本記事では、最低賃金の引き上げや人手不足という課題に対し、省力化投資や補助金活用を通じて効率的に現場改善を進める方法をわかりやすく解説します。
目次
最低賃金大幅アップがもたらす企業の課題と生産性向上策
2025年8月、厚生労働省の中央最低賃金審議会は、全国の最低賃金について、過去最大の引き上げ幅となる63円(平均6.0%)の値上げを目安とする答申を行いました。

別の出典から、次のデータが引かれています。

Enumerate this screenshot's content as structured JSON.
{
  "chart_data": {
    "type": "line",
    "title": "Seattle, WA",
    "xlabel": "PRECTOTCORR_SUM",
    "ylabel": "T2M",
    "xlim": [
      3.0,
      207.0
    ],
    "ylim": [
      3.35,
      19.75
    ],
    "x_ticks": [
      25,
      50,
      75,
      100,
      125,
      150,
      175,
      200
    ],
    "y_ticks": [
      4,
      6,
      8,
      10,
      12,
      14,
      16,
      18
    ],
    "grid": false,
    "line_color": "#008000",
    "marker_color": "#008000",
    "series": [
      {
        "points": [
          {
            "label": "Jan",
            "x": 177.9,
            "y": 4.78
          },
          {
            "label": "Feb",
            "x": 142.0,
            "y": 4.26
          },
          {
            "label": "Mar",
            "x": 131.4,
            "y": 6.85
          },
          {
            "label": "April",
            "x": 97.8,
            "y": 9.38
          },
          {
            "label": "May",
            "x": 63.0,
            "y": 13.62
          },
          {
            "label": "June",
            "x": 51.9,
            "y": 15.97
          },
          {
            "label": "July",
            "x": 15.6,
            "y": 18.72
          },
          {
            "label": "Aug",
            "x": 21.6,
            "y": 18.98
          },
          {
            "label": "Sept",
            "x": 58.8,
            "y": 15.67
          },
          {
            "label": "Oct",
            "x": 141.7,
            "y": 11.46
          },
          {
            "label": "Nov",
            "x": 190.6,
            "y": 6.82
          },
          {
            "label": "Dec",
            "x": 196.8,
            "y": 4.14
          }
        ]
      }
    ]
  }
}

地域別に見ると、東京などのAランク(大都市圏)とBランクでは63円、地方を含むCランクでは64円の引き上げが想定されており、仮に目安通り改定された場合には全国平均が時給1,118円となり、すべての都道府県で最低賃金が1,000円を超える初の事態となります。都市部ではこれに加えて採用難も重なり、「人を雇えない」「人件費の負担が重すぎる」という声が製造・サービス業を中心に広がっています。
こうした状況下で、いま注目されているのが“省力化”による生産性向上です。
人手不足を乗り越える新戦略
従来のように、「足りないなら人を増やす」という手法は、もはや成り立たなくなっています。
- 時給を上げても人が集まらない
- 人手に依存する工程では、生産計画が立てにくい
- 採用・教育・離職のサイクルがコストと時間を奪う
このような課題に直面している中小企業の多くが、「人を減らす」のではなく「人に依存しすぎない体制」を模索し始めています。
省力化の本質は人員削減ではなく、
生産性の安定化
「省力化=人員削減」と捉えられがちですが、真の目的は限られた人数で安定して成果を出すことにあります。
たとえば、以下のような現場改善が考えられます。
- 機械加工ラインの自動化:段取り替えを短縮し、少人数でも複数ラインを管理
- 生産管理のデジタル化:工数を「見える化」し、負荷の平準化を実現
- 設備のコンパクト化・多機能化:設置スペース・保守工数の削減
特に、短納期・多品種対応が求められる中小製造業では、これらの改善が生産性と利益率の両立につながります。
ブラザーが提案する「省力化」という選択肢
ブラザー工業では、省力化ニーズに応える製品として、小型マシニングセンタ「SPEEDIO」シリーズを展開しています。
- 高速・高精度加工により、段取り作業や人の手を最小限に
- コンパクト設計で、既存工場レイアウトへの柔軟な対応が可能
- オプションによる自動化・省人化にも対応
さらに、導入に際しては補助金制度の活用も視野に入れることで、コスト面の負担を軽減することができます。
補助金制度の活用で省力化を実現
現在、国や自治体では「人手不足対策」「省力化支援」を目的とした補助制度が展開されています。代表的な補助金として、中小企業省力化投資補助金 カタログ型は、自動化・省力化設備の導入に最大1,500万円の補助がでます。
導入対象やスケジュールによって適用可能な制度が異なるため、導入計画と合わせた補助金活用をおすすめいたします。
中小企業省力化投資補助金(カタログ型)について
中小企業省力化投資補助金(カタログ型)は、人手不足に悩む中小企業等を支援するための補助金制度です。省力化機械やロボット、IoT機器などの汎用製品がカタログにまとめられており、その中から導入したい製品を選んで補助金の申請ができます。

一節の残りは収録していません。